AMMINISTRATIVE 2026

Amministrative 2026, un outsider per uscire dalla palude: si valuta il nome di Dino Alonge

59 anni, avvocato e nessuna precedente esperienza politica. Oggi pomeriggio arriverà la decisione da parte del centrodestra

Pubblicato 4 giorni fa

Se sarà uno dei tanti nomi buttati sul tavolo e “bruciati” poco dopo o il candidato unitario dell’acciaccato centrodestra agrigentino si saprà forse solo oggi pomeriggio.
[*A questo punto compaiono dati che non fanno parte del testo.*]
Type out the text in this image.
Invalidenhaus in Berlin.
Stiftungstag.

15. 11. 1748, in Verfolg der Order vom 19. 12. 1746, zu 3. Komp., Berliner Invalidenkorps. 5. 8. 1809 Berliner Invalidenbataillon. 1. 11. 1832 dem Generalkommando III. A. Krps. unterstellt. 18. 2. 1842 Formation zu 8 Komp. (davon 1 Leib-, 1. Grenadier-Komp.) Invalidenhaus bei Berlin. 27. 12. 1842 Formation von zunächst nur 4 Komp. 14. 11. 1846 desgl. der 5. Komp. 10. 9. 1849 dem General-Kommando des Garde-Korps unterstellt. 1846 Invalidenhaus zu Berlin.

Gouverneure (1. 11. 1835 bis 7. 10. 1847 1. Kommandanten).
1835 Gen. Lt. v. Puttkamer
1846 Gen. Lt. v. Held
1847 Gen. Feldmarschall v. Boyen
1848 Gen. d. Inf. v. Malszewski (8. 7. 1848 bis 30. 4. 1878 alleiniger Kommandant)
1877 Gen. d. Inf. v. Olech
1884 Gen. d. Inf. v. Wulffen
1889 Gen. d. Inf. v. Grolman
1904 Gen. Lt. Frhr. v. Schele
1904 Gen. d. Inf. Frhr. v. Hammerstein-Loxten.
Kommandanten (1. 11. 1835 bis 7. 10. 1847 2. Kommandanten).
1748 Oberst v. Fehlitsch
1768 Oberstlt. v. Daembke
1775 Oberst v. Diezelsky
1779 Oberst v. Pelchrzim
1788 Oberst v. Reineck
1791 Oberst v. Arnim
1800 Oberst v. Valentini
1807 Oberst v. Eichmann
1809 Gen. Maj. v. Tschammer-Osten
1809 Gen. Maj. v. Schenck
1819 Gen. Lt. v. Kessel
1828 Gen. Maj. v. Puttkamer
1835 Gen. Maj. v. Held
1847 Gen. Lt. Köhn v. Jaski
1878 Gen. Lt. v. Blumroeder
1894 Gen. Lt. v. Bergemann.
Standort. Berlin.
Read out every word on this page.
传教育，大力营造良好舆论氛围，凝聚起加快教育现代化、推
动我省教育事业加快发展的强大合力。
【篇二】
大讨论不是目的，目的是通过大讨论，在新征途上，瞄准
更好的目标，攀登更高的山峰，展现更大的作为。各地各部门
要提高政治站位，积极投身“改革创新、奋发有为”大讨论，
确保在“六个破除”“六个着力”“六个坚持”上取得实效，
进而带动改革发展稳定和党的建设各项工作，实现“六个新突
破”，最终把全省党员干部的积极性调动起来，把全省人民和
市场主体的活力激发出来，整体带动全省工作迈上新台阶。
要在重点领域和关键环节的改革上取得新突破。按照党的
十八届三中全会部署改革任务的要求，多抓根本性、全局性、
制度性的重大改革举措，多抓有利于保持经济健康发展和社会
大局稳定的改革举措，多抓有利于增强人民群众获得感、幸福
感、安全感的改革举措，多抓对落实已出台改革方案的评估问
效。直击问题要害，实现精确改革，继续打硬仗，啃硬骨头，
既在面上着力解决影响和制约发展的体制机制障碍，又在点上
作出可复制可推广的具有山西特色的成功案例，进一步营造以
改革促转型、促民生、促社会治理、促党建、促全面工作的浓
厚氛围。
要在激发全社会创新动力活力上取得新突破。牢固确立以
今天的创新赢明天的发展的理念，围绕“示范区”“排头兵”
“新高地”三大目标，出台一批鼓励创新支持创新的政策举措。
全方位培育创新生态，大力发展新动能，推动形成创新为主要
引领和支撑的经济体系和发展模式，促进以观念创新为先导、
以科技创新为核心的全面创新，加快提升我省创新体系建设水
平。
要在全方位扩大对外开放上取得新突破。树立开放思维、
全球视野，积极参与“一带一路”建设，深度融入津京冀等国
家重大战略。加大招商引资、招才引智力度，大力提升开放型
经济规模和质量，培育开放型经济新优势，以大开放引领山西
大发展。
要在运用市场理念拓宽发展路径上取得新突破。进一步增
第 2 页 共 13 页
Gli ultimi tavoli per la ricerca dell’aspirante primo cittadino hanno partorito il nome di Gerlando Dino Alonge, 59 anni, avvocato, nessuna esperienza politica tangibile alle spalle e un padre, Alfonso, che fu assessore comunale con Roberto Di Mauro sindaco.

“Stiamo valutando”, commentano tutti alla notizia che circolava insistentemente da questa mattina ma che è stata pubblicata da Lasicilia.it. La certezza è solo una, cioè che Alonge – che al momento non rilascia dichiarazioni – è un nome proposto ma non un nome ancora scelto, e men che meno la rappresentazione di una decisione collettiva del centrodestra. La quantità di “cadaveri” politici rimasti per strada dopo essere stati dati per certi è troppo imponente per non usare cautela.

L’avvocato è stato infatti avanzato al tavolo dal MPA (ancora una volta) ma accolto senza particolari obiezioni da UDC, Fratelli d’Italia e Forza Italia, o almeno da chi, per conto dei partiti, aveva l’onere di decidere. Non si ha notizia, al momento, di un benestare di Lega e DC, perché il nome non è stato ancora sottoposto alla loro attenzione.

Partita diversa giocano i candidati al consiglio comunale, alcuni dei quali sono letteralmente in “rivolta” per una decisione che giudicano figlia della debolezza della classe politica di centrodestra, che – con il rispetto dovuto – sembra una montagna che alla fine partorisce un topolino.

Pomeriggio, come raccontato dal nostro giornale, si ragionerà innanzitutto della tenuta del centrodestra alla Regione, che passa anche – ma non solo – da Agrigento. Poi forse tutti saranno invitati a chiudere questa lunghissima e “sanguinosa” fase di guerra totale, per non lasciare ulteriori spazi agli avversari che, in questi due mesi, hanno avuto intere praterie per fare campagna elettorale in solitaria.